The performance of graph algorithms is heavily influenced by how the graph is represented because the data structure determines how efficiently neighbours can be accessed and how much memory must be traversed. In an adjacency matrix, every vertex pair is stored in a 2D array, so algorithms that require frequent edge existence checks between arbitrary vertices (like Floyd–Warshall for all-pairs shortest paths) perform well due to O(1) access time. However, algorithms like Depth-First Search (DFS) or Breadth-First Search (BFS), which depend on visiting only the actual neighbours of each vertex, perform significantly better on an adjacency list, especially when the graph is sparse. The list skips over non-existent edges, reducing time wasted on scanning irrelevant data. Thus, adjacency matrices are better for algorithms needing rapid universal access to edges, while adjacency lists are better for neighbour-focused traversals. The structure directly impacts time complexity and computational overhead in practice.

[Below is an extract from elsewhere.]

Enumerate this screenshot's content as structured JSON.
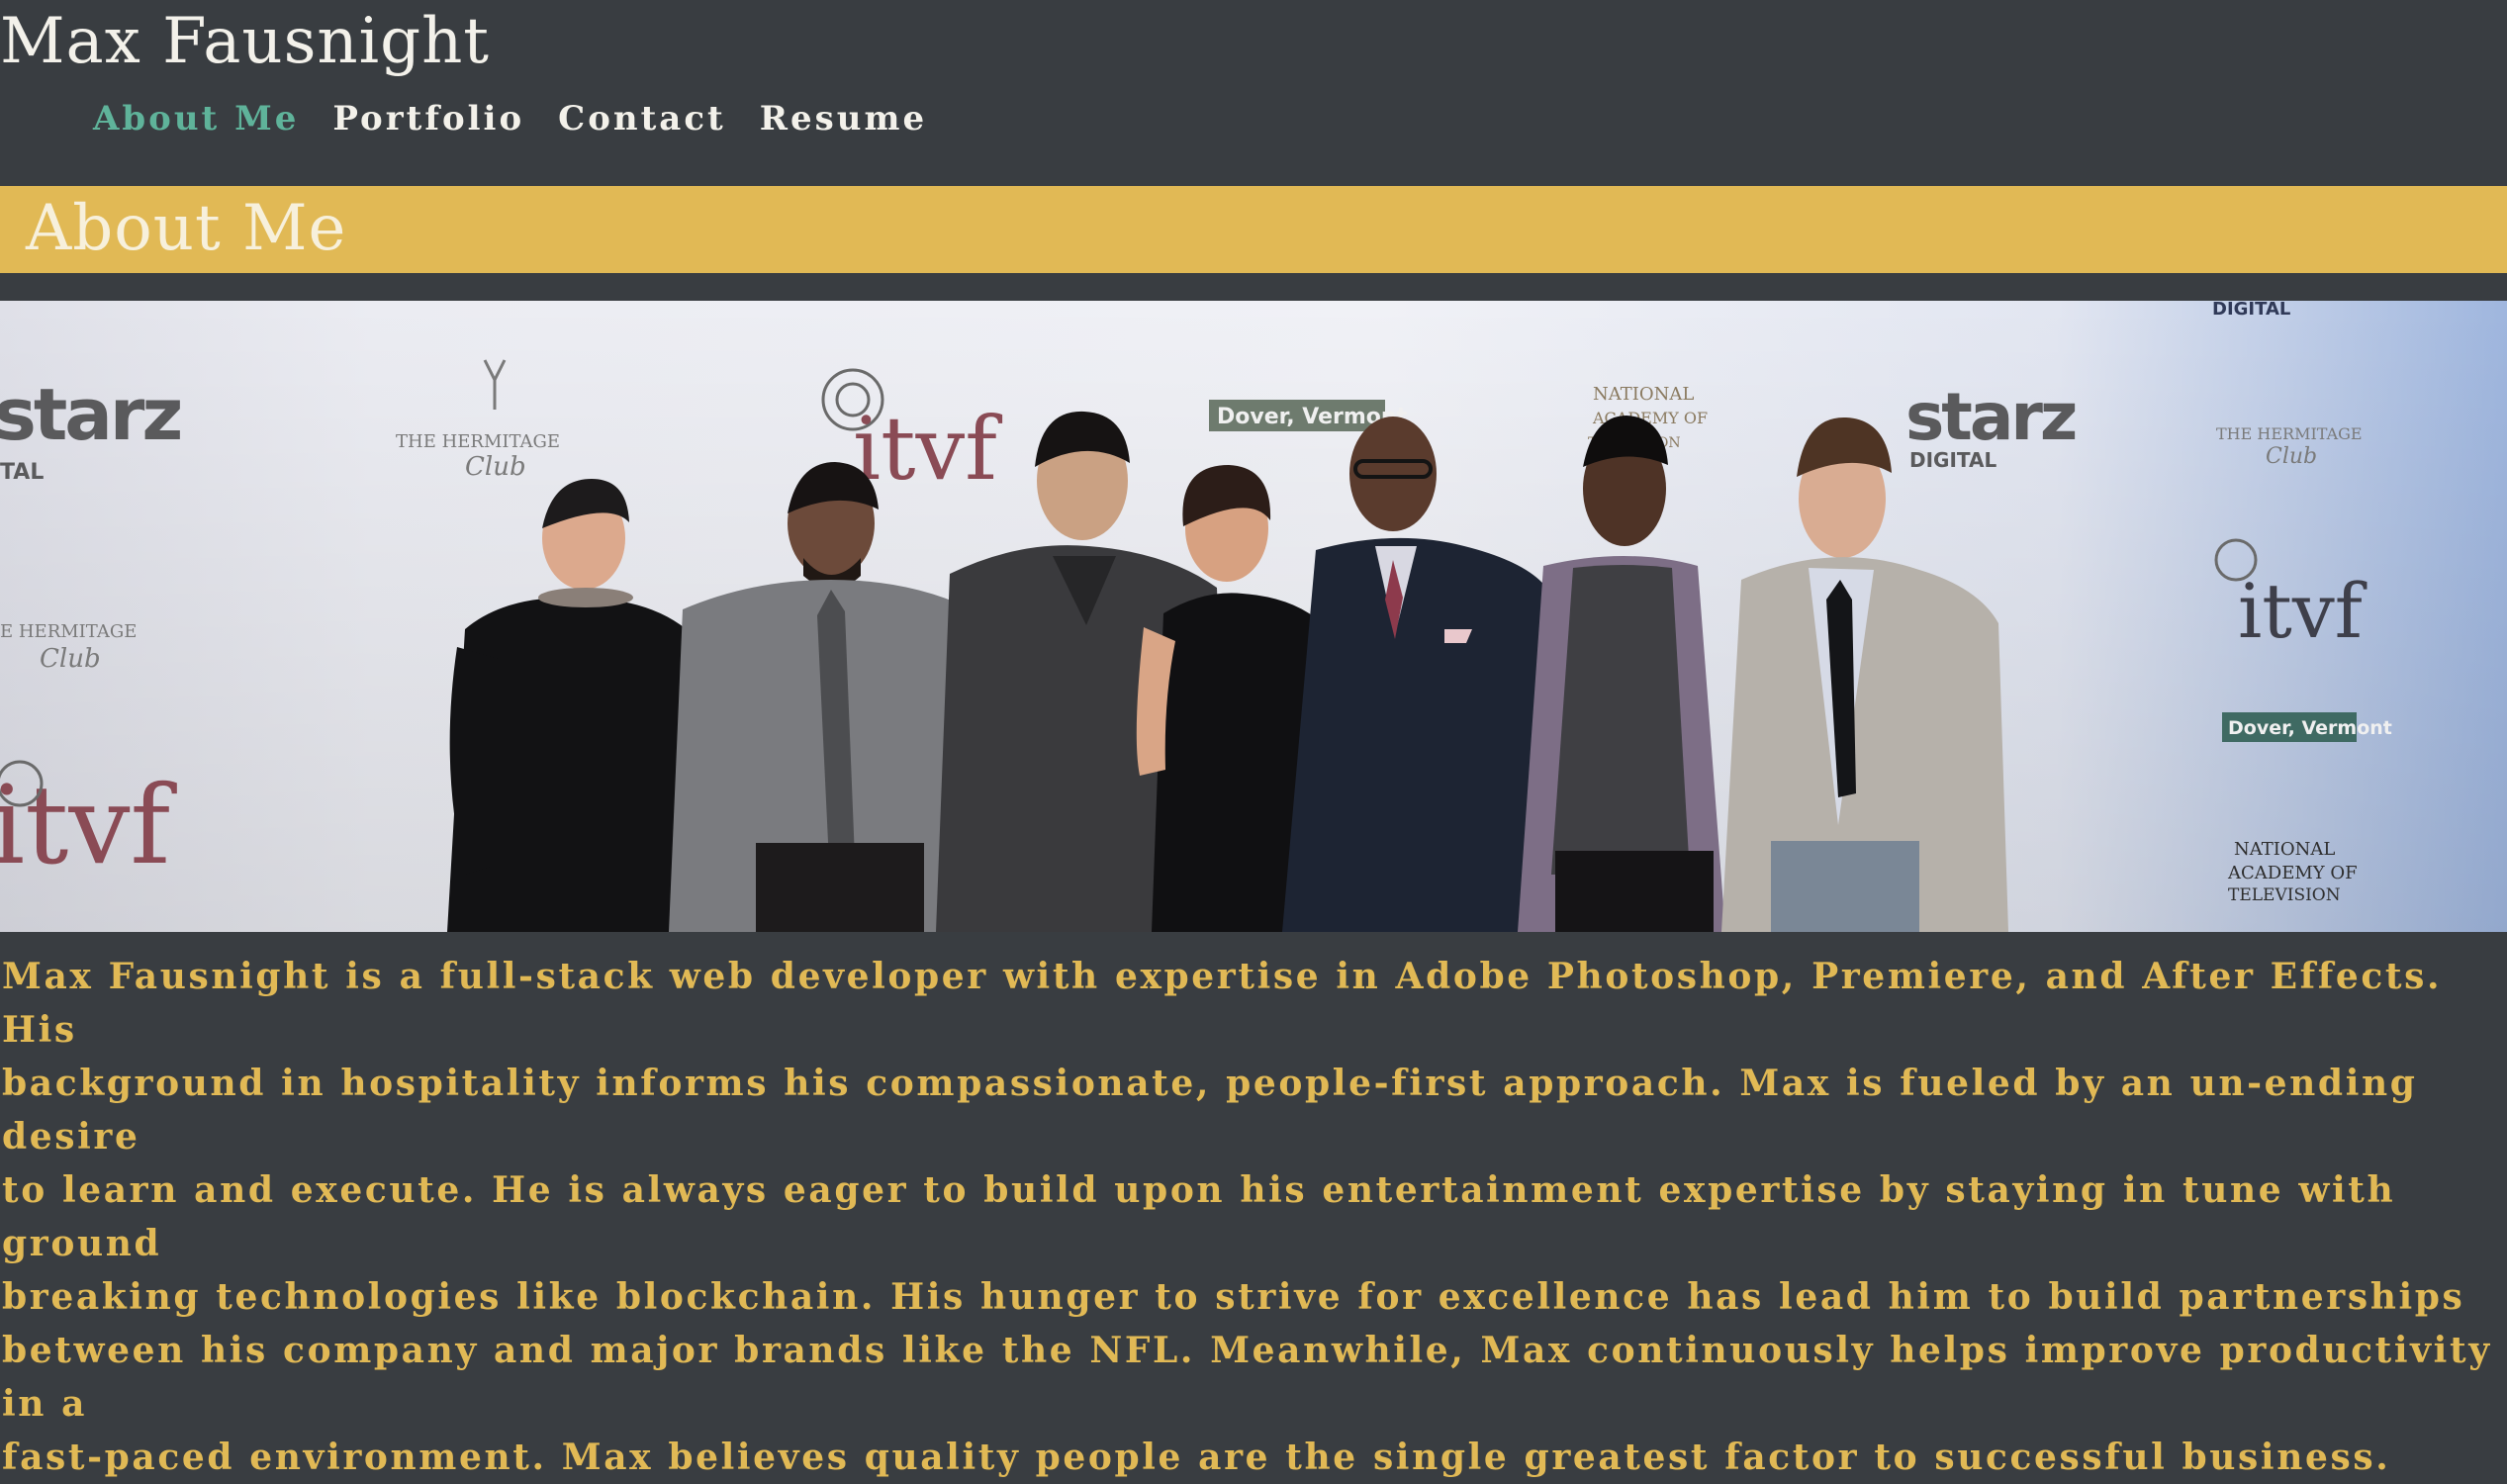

Yes, one common method to reduce the space usage of an adjacency matrix in sparse graphs is to use a sparse matrix representation. Instead of storing the entire n × n matrix, only the non-zero entries (i.e. actual edges) are stored, often in a format such as a list of tuples or a dictionary of keys. Each entry typically consists of a pair of vertex indices and the weight or value of the edge. For example, a sparse adjacency matrix could be stored as a list of (row, column, value) triples. Alternatively, compressed sparse row (CSR) or compressed sparse column (CSC) formats can be used in more advanced implementations, especially in computational libraries. These structures reduce memory consumption drastically in sparse graphs by ignoring the zero entries that dominate a traditional matrix. However, they complicate access operations and increase the time needed for edge existence checks, making them suitable only where memory saving is prioritised over speed.

Graph representation significantly affects how well graph operations can be parallelised. With an adjacency matrix, because it is stored in a 2D array with fixed positions, it is easier to access individual edges independently, allowing for efficient parallel processing. For example, multiple threads can examine different rows or columns of the matrix simultaneously without interfering with each other, which is especially beneficial for parallel edge checking or matrix-based algorithms like Floyd–Warshall. In contrast, an adjacency list is built using dynamic data structures like linked lists or dictionaries, which are harder to access in parallel without the risk of race conditions or conflicts. If multiple threads modify or access the same vertex’s list of neighbours concurrently, synchronisation mechanisms must be used, which introduces overhead. This makes adjacency matrices more suitable for high-performance computing scenarios requiring concurrency, while adjacency lists are less scalable in multithreaded environments unless complex locking or thread-safe structures are used.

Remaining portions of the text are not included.